Но на этот раз чуда не случилось. В бордово-золотом кабинете бриллиант отчего-то не захотел проявлять своих свойств. В тусклом хранилище он был единственным ярким пятном, как всплеск моря, а здесь потерялся на фоне портьер, часов, бюстов… Бриллиант как бриллиант, разве что необычного цвета и довольно крупный. Но ничего исключительного.
– Надо его в другое место, – посетовал Дымов. – Чтобы засверкал во всю мощь!
Хрящевский взял «Француза» и посмотрел через него на свет.
– Точно, голубой! Неплохой камешек, что говорить…
– Не хотите себе его оставить, а, Николай Павлович? – осторожно предложил Дымов.
Николай оторвался от камня и в изумлении воззрился на него.
– Я что, идиот?! Если у меня покупатель сидит под боком, спит и видит, как заполучить этот камушек в свою коллекцию! Думаешь, я десятку не выжму из Краузе? Выжму, не сомневайся! А то и побольше!

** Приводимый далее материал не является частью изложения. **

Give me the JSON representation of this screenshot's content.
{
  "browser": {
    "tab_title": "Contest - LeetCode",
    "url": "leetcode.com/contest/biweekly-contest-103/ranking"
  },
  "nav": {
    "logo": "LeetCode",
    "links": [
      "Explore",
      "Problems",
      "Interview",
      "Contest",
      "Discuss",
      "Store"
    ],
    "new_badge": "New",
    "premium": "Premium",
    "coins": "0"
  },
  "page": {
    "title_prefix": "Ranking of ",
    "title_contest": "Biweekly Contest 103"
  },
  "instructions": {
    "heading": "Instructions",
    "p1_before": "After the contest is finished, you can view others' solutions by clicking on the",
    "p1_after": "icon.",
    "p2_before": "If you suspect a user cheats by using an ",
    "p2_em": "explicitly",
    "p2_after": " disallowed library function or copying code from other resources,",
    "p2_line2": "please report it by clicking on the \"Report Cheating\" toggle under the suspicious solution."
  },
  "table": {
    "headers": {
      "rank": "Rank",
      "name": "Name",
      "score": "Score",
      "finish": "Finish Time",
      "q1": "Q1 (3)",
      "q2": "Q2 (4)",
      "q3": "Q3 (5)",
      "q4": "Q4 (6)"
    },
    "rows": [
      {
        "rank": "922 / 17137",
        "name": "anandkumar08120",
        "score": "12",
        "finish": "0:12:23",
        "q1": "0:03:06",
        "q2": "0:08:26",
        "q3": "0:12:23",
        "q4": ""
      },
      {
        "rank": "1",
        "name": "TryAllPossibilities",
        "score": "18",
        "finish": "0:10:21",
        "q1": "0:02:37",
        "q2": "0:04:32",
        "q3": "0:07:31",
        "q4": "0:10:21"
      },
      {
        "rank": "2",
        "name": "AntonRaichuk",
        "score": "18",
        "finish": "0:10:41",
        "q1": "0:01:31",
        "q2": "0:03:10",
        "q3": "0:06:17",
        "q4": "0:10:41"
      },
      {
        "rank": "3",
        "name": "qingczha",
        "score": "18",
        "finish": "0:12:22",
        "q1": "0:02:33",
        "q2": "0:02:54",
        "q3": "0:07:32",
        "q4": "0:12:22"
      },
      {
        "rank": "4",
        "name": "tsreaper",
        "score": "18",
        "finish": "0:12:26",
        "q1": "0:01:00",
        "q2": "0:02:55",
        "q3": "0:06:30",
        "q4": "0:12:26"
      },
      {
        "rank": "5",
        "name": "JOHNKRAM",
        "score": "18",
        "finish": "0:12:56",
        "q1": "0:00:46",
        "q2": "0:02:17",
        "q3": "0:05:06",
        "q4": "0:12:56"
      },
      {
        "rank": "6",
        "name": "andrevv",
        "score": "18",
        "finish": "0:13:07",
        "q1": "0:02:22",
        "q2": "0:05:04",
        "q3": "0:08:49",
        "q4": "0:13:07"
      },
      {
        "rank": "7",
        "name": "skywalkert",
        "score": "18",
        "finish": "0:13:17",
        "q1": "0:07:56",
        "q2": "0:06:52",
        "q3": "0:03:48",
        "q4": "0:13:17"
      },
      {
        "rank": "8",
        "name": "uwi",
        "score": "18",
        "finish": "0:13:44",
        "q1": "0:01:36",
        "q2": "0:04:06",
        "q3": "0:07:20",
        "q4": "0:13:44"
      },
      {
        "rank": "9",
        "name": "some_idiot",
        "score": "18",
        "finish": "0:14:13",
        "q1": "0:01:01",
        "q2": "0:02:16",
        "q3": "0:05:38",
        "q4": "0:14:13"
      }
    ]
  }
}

– Полагаете, одиннадцать миллионов даст? – усомнился Валентин Петрович.
– Даст все двенадцать! – захохотал Хрящевский. – Куда он денется!
Он радостно хлопнул помощника по плечу, и Дымов охнул.
– Ну и рука у вас, Николай Павлович, – поморщился он, потирая плечо. – Как вы думаете, может, его в оправу, а? Чтобы смотрелся в историческом обрамлении?